Incapable de renouer avec le monde du travail et de contribuer au paiement du loyer, face à la dégradation du climat sécuritaire, sous l’insistance de ses parents Jacques est retourné vivre à Cap-Haitien. « Au moins à Cap-Haitien j’ai trouvé un plat chaud chaque jour. Je n’ai toujours pas trouvé de travail malgré le nombre élevé de CV que j’ai envoyé. Magalie est restée à Port-au-Prince. Je ne pouvais pas l’emmener et prendre ses enfants à charge. On s’était dit qu’ils viendront me rejoindre dès que j’aurai trouvé du travail. Ce n’est toujours pas possible alors que les conditions se sont détériorées là où elle vivait » a fait savoir Jacques. Ce 13 février, il a senti que son monde s’écroulait.

 

Jacques a appris via les réseaux sociaux que des malfrats avaient attaqué le pénitencier national. Il a tout de suite eu des sueurs froides. « Quand j’ai lu la nouvelle sur un groupe WhatsApp, j’ai tout de suite appelé Magalie. Je n’ai pas pu me calmer vu qu’elle vit dans la zone. Je n’ai pas pu la joindre, ni personne de son entourage d’ailleurs. Je n’ai eu ses nouvelles que le lendemain vers 9 heures du soir » nous-a-t-il révélé, la voix empreinte de tristesse. « Ce qui me tue c’est que ce jour-là, je n’ai même pas pensé à lui souhaiter une joyeuse fête de la Saint-Valentin ni lui rappeler combien je l’aime. On s’est juste parlé pendant moins de 30 minutes. Il y avait une panne de courant dans la zone, elle devait préserver sa batterie. Elle a pris le temps de m’indiquer combien la situation s’était détériorée dans la zone où les bandits viennent réclamer de l’argent quand le blindé de la PNH n’est pas là. Elle m’a envoyé un message vocal pour me faire entendre les échanges de tirs. Ensuite elle m’a indiqué qu’elle et ses enfants vont aller se coucher avec leurs habits et chaussés au cas où il faudra laisser la zone en vitesse. Comme dernier message elle m’a dit qu’on se parlerait demain si les bandits ne la tuent pas » a poursuivi d’un trait le jeune homme avant d’éclater en sanglot et de nous montrer le message de sa bien-aimée.

 

Avec sa permission nous avons survolé les échanges entre les amoureux. Non sans effroi nous avons remarqué qu’avec la dégradation du climat sécuritaire dans la zone, les conversations entre les amoureux ont changé de ton. Des rappels à la prudence, l’amertume, la colère, l’inquiétude ont remplacé les messages d’amour.

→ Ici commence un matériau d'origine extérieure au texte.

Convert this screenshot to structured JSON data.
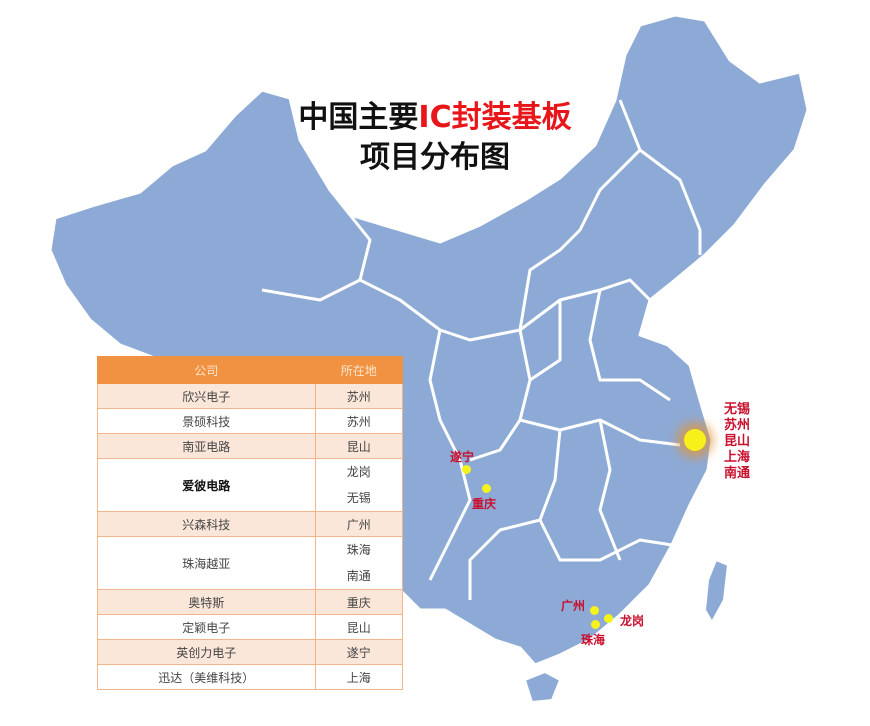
{
  "title": {
    "line1_prefix": "中国主要",
    "line1_highlight": "IC封装基板",
    "line2": "项目分布图",
    "highlight_color": "#e8161a"
  },
  "colors": {
    "map_fill": "#8daad6",
    "border": "#ffffff",
    "table_header": "#f09242",
    "city_label": "#c8102e",
    "marker": "#f6f31c"
  },
  "table": {
    "headers": [
      "公司",
      "所在地"
    ],
    "rows": [
      {
        "company": "欣兴电子",
        "locations": [
          "苏州"
        ]
      },
      {
        "company": "景硕科技",
        "locations": [
          "苏州"
        ]
      },
      {
        "company": "南亚电路",
        "locations": [
          "昆山"
        ]
      },
      {
        "company": "爱彼电路",
        "locations": [
          "龙岗",
          "无锡"
        ]
      },
      {
        "company": "兴森科技",
        "locations": [
          "广州"
        ]
      },
      {
        "company": "珠海越亚",
        "locations": [
          "珠海",
          "南通"
        ]
      },
      {
        "company": "奥特斯",
        "locations": [
          "重庆"
        ]
      },
      {
        "company": "定颖电子",
        "locations": [
          "昆山"
        ]
      },
      {
        "company": "英创力电子",
        "locations": [
          "遂宁"
        ]
      },
      {
        "company": "迅达（美维科技）",
        "locations": [
          "上海"
        ]
      }
    ]
  },
  "markers": {
    "suining": "遂宁",
    "chongqing": "重庆",
    "guangzhou": "广州",
    "longgang": "龙岗",
    "zhuhai": "珠海",
    "east_cluster": [
      "无锡",
      "苏州",
      "昆山",
      "上海",
      "南通"
    ]
  }
}
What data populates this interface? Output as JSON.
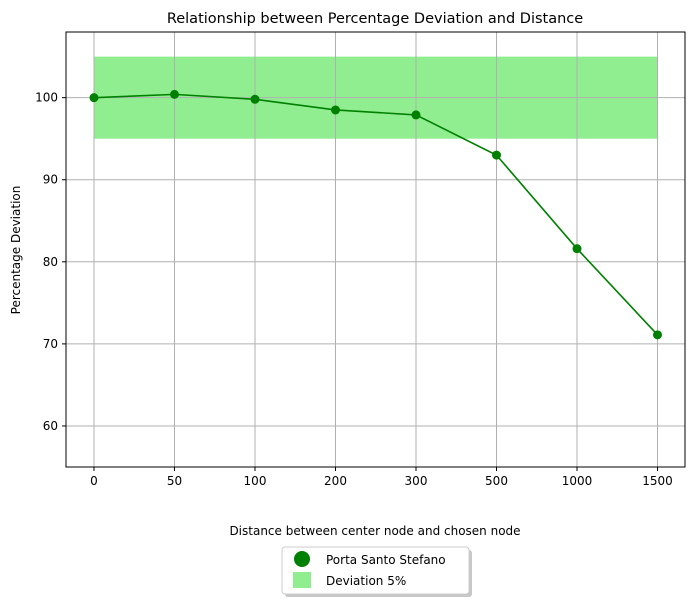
{
  "chart_data": {
    "type": "line",
    "title": "Relationship between Percentage Deviation and Distance",
    "xlabel": "Distance between center node and chosen node",
    "ylabel": "Percentage Deviation",
    "categories": [
      "0",
      "50",
      "100",
      "200",
      "300",
      "500",
      "1000",
      "1500"
    ],
    "series": [
      {
        "name": "Porta Santo Stefano",
        "values": [
          100.0,
          100.4,
          99.8,
          98.5,
          97.9,
          93.0,
          81.6,
          71.1
        ],
        "color": "#008000",
        "marker": "circle"
      }
    ],
    "band": {
      "name": "Deviation 5%",
      "ymin": 95,
      "ymax": 105,
      "color": "#90ee90"
    },
    "ylim": [
      55,
      108
    ],
    "yticks": [
      60,
      70,
      80,
      90,
      100
    ],
    "grid": true,
    "legend_position": "bottom-center, below plot"
  }
}
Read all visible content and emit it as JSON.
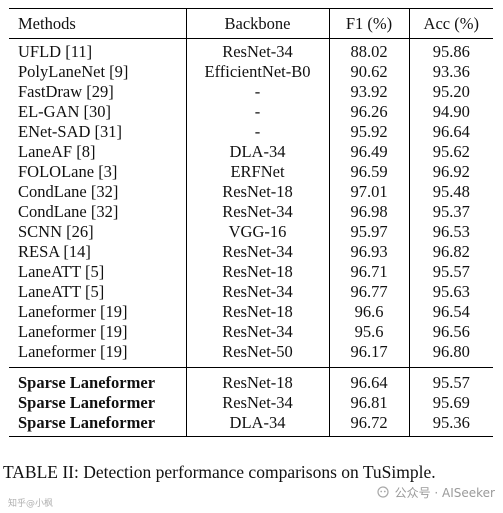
{
  "table": {
    "headers": [
      "Methods",
      "Backbone",
      "F1 (%)",
      "Acc (%)"
    ],
    "baseline_rows": [
      {
        "method": "UFLD [11]",
        "backbone": "ResNet-34",
        "f1": "88.02",
        "acc": "95.86"
      },
      {
        "method": "PolyLaneNet [9]",
        "backbone": "EfficientNet-B0",
        "f1": "90.62",
        "acc": "93.36"
      },
      {
        "method": "FastDraw [29]",
        "backbone": "-",
        "f1": "93.92",
        "acc": "95.20"
      },
      {
        "method": "EL-GAN [30]",
        "backbone": "-",
        "f1": "96.26",
        "acc": "94.90"
      },
      {
        "method": "ENet-SAD [31]",
        "backbone": "-",
        "f1": "95.92",
        "acc": "96.64"
      },
      {
        "method": "LaneAF [8]",
        "backbone": "DLA-34",
        "f1": "96.49",
        "acc": "95.62"
      },
      {
        "method": "FOLOLane [3]",
        "backbone": "ERFNet",
        "f1": "96.59",
        "acc": "96.92"
      },
      {
        "method": "CondLane [32]",
        "backbone": "ResNet-18",
        "f1": "97.01",
        "acc": "95.48"
      },
      {
        "method": "CondLane [32]",
        "backbone": "ResNet-34",
        "f1": "96.98",
        "acc": "95.37"
      },
      {
        "method": "SCNN [26]",
        "backbone": "VGG-16",
        "f1": "95.97",
        "acc": "96.53"
      },
      {
        "method": "RESA [14]",
        "backbone": "ResNet-34",
        "f1": "96.93",
        "acc": "96.82"
      },
      {
        "method": "LaneATT [5]",
        "backbone": "ResNet-18",
        "f1": "96.71",
        "acc": "95.57"
      },
      {
        "method": "LaneATT [5]",
        "backbone": "ResNet-34",
        "f1": "96.77",
        "acc": "95.63"
      },
      {
        "method": "Laneformer [19]",
        "backbone": "ResNet-18",
        "f1": "96.6",
        "acc": "96.54"
      },
      {
        "method": "Laneformer [19]",
        "backbone": "ResNet-34",
        "f1": "95.6",
        "acc": "96.56"
      },
      {
        "method": "Laneformer [19]",
        "backbone": "ResNet-50",
        "f1": "96.17",
        "acc": "96.80"
      }
    ],
    "proposed_rows": [
      {
        "method": "Sparse Laneformer",
        "backbone": "ResNet-18",
        "f1": "96.64",
        "acc": "95.57"
      },
      {
        "method": "Sparse Laneformer",
        "backbone": "ResNet-34",
        "f1": "96.81",
        "acc": "95.69"
      },
      {
        "method": "Sparse Laneformer",
        "backbone": "DLA-34",
        "f1": "96.72",
        "acc": "95.36"
      }
    ]
  },
  "caption": "TABLE II: Detection performance comparisons on TuSimple.",
  "watermark": {
    "text": "公众号 · AISeeker",
    "left_text": "知乎@小枫",
    "color": "#9a9a9a"
  }
}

Les conversations riches et animées ont disparu. Les deux âmes pleines de vie et d’espoir ne sont plus.

 

Jacques et Magalie vivent le martyre. Ils ne sont coupables que de s’aimer pourtant. Certains diraient qu’ils sont chanceux, ils ont la vie sauve. Mais vivent-ils ? Jusqu’à quand pourront-ils supporter leur impuissance à faire face à leur malheur ! Encore des vies gâchées. Sa se fòt Leta !

 

*Sur demande des concernés, des prénoms d’emprunt ont été utilisés.